Let's take a look at (x + y)^2 (x - y)^2 and (x^2 + y^2)(x^2 - y^2). While Beeker believes that these two expressions are equal for all real numbers x and y Clod believes they are not! Let's get to the bottom of this!
a) Evaluate (x + y)^2 (x - y)^2 and (x^2 + y^2)(x^2 - y^2) for x = 7 and y = 11
b) For which values of x and y does (x + y)^2 (x - y)^2 equal (x^2 + y^2)(x^2 - y^2)? For which values of x and y does (x + y)^2 (x - y)^2 not equal (x^2 + y^2)(x^2 - y^2)?
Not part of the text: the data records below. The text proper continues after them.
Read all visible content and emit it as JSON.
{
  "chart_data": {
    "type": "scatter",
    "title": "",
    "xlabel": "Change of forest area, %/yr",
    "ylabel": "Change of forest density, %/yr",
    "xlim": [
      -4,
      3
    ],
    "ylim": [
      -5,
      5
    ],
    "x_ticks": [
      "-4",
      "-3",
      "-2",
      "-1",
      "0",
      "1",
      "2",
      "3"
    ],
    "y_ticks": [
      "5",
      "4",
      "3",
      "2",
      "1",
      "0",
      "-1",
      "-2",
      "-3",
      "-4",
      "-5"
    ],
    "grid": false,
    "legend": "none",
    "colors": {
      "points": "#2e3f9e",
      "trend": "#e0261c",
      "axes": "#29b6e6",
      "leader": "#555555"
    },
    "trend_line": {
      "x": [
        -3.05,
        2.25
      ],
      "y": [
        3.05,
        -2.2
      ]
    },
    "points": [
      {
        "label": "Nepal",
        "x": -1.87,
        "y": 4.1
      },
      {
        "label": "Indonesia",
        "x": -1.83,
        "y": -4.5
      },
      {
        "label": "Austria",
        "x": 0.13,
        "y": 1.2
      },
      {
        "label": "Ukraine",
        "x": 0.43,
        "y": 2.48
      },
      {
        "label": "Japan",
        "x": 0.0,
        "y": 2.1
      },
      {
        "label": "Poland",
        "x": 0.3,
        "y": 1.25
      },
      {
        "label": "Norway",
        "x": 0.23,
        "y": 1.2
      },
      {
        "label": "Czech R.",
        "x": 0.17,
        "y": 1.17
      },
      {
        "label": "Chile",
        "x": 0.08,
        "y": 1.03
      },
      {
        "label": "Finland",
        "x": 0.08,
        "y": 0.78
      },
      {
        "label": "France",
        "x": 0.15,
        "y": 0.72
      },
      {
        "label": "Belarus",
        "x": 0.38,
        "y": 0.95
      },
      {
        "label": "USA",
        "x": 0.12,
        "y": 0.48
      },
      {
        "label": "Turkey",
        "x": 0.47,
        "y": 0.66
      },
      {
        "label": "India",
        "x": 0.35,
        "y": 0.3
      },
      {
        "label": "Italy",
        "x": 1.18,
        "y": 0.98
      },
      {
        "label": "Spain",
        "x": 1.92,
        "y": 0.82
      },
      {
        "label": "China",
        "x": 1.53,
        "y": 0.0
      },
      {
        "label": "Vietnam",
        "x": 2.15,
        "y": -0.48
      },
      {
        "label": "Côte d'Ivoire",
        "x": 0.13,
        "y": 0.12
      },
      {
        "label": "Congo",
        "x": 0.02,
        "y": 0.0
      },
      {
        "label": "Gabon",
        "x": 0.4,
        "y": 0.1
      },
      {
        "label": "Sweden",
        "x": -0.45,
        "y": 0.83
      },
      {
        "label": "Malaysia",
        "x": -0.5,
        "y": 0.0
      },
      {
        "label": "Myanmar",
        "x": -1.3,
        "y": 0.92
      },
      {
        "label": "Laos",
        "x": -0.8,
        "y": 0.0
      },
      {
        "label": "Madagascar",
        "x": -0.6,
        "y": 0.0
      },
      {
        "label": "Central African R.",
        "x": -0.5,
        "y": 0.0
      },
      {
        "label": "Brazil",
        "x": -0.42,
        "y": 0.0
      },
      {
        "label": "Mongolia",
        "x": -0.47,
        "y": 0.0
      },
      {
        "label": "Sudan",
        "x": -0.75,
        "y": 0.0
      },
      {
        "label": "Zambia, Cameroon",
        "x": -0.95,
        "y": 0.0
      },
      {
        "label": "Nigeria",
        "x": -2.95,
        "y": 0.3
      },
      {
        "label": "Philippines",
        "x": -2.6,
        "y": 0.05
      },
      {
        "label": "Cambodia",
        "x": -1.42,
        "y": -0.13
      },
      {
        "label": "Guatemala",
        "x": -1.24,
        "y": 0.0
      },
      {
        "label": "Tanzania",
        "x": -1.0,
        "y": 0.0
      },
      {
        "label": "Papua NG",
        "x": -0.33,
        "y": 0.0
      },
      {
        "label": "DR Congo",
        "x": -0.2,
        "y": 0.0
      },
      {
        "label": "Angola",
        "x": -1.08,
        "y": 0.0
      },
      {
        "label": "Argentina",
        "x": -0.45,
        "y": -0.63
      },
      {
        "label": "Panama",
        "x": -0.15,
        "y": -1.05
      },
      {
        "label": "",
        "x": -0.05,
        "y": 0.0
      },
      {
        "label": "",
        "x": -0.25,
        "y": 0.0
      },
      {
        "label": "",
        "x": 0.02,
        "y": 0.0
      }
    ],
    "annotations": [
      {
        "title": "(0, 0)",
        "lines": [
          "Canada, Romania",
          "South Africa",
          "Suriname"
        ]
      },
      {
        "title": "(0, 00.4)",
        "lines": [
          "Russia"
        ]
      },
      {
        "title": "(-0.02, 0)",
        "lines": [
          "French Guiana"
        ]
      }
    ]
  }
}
+1622 a) 18^2 * (-4)^2 and (49 + 121)(49 - 121) => 5184 and -12240
b) (x+y)(x-y)(x+y)(x-y) = (x^2 - y^2)^2.
When does (x^2 - y^2)^2 = (x^2 + y^2)(x^2 - y^2)? Divide both sides by (x^2 - y^2) => x^2 - y^2 = x^2 + y^2
Subtract x^2 from both sides, you get -y^2 = y^2, add y^2 to both sides, 2y^2 = 0, y^2 = 0, y = 0. Thus the two expressions are equal when y = 0, and x = whatever.
For which values of x and y does (x+y)62(x-y)^2 not equal (x^2 + y^2)(x^2 - y^2)? It happens when y is not 0, and x is whatever.